The Prediction Experiment
Crystallographers: Submit atomic coordinates for the target complex (prior to publication) -On-going basis “rolling”
Predictors: Are provided with the sequence(s) of the protein subunits and asked to return 10 best atomic models of complex (previously unbound structures were provided)
Assessors: Are given the 3D structure of the target, and those of the predicted models, establish correspondence. Identity of predictors is withheld from assessors.
The Scoring Experiment
Predictors: Are invited to submit (upload) their best 100 models
Management: Shuffles and combines all models into a unique set, while keeping track of their origin internally.

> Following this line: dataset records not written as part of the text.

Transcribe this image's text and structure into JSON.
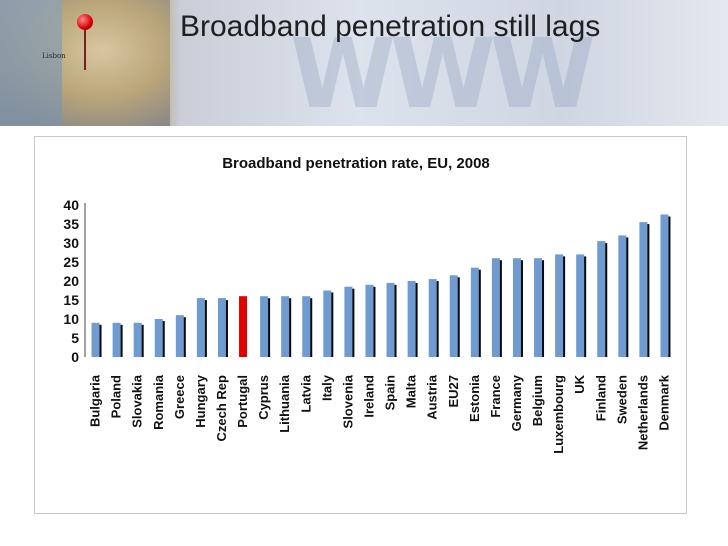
{
  "header": {
    "title": "Broadband penetration still lags",
    "map_label": "Lisbon"
  },
  "colors": {
    "bar": "#6f9bd1",
    "bar_highlight": "#e00000",
    "bar_shadow": "#0a0a0a"
  },
  "chart_data": {
    "type": "bar",
    "title": "Broadband penetration rate, EU, 2008",
    "xlabel": "",
    "ylabel": "",
    "ylim": [
      0,
      40
    ],
    "yticks": [
      0,
      5,
      10,
      15,
      20,
      25,
      30,
      35,
      40
    ],
    "grid": false,
    "highlight": "Portugal",
    "categories": [
      "Bulgaria",
      "Poland",
      "Slovakia",
      "Romania",
      "Greece",
      "Hungary",
      "Czech Rep",
      "Portugal",
      "Cyprus",
      "Lithuania",
      "Latvia",
      "Italy",
      "Slovenia",
      "Ireland",
      "Spain",
      "Malta",
      "Austria",
      "EU27",
      "Estonia",
      "France",
      "Germany",
      "Belgium",
      "Luxembourg",
      "UK",
      "Finland",
      "Sweden",
      "Netherlands",
      "Denmark"
    ],
    "values": [
      9,
      9,
      9,
      10,
      11,
      15.5,
      15.5,
      16,
      16,
      16,
      16,
      17.5,
      18.5,
      19,
      19.5,
      20,
      20.5,
      21.5,
      23.5,
      26,
      26,
      26,
      27,
      27,
      30.5,
      32,
      35.5,
      37.5
    ]
  }
}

Predictors: Are given access to the shuffled set and asked to return 10 best models
Assessors: Evaluate the models as in the prediction experiment.
Targets and challenges
Since its inception, the focus of CAPRI has expanded significantly, to include the following types of targets and challenges:
- Complexes of proteins with other large molecules:
- Protein homo- and hetero-oligomers
- Protein-peptide complexes
- Protein-nucleic acid (RNA, DNA) complexes
- Protein-sugar complexes
- Protein-lipid complexes
- Prediction of protein-protein binding affinities:
- Modeling positions of interface water molecules:
Statistics
To this day 38 CAPRI prediction Rounds were completed with a total of 121 targets. Results for Rounds 1-35 were presented at 6 Assessment Meetings, held in 2002, 2004, 2007, 2009, 2013, and 2016 across Europe, and in Israel and six special issues about CAPRI were published in Proteins (See Publications).
CAPRI has recently teamed up with CASP in running joint prediction experiments in the summers of 2014 (CASP11) and 2016 (CASP12), respectively. The prediction results of the CASP11-CAPRI prediction experiment are reported in the issue of Proteins dedicated to CASP (LINK: Lensink et al. 2016). These results highlight the increasing importance of integrating different modeling techniques with sequence and structural information to successfully model the protein assemblies.
Modeling protein assemblies: an integrative approach.
Currently, for most CAPRI targets predictor groups challenged with, the assembly structure must be modeled starting from sequence information alone. This requires the integration of homology-based modeling (also called ‘template-based modeling’) of individual subunits, with docking calculations, or relying entirely on template-based modeling, when adequate templates for the entire complex ware available. This integration is increasingly facilitated by the availability of efficient and easy to use tools for various steps of the modeling process, which now also include a widening palette of docking and scoring procedures developed by the CAPRI community, and made available as software modules or via an increasing number of Web servers.
The present capri-docking.org website aims at further facilitating access to these tools, so that groups participating in CAPRI and other groups developing methods can now focus on optimizing a specific aspect of the modeling pipeline and readily evaluate the impact on the prediction performance.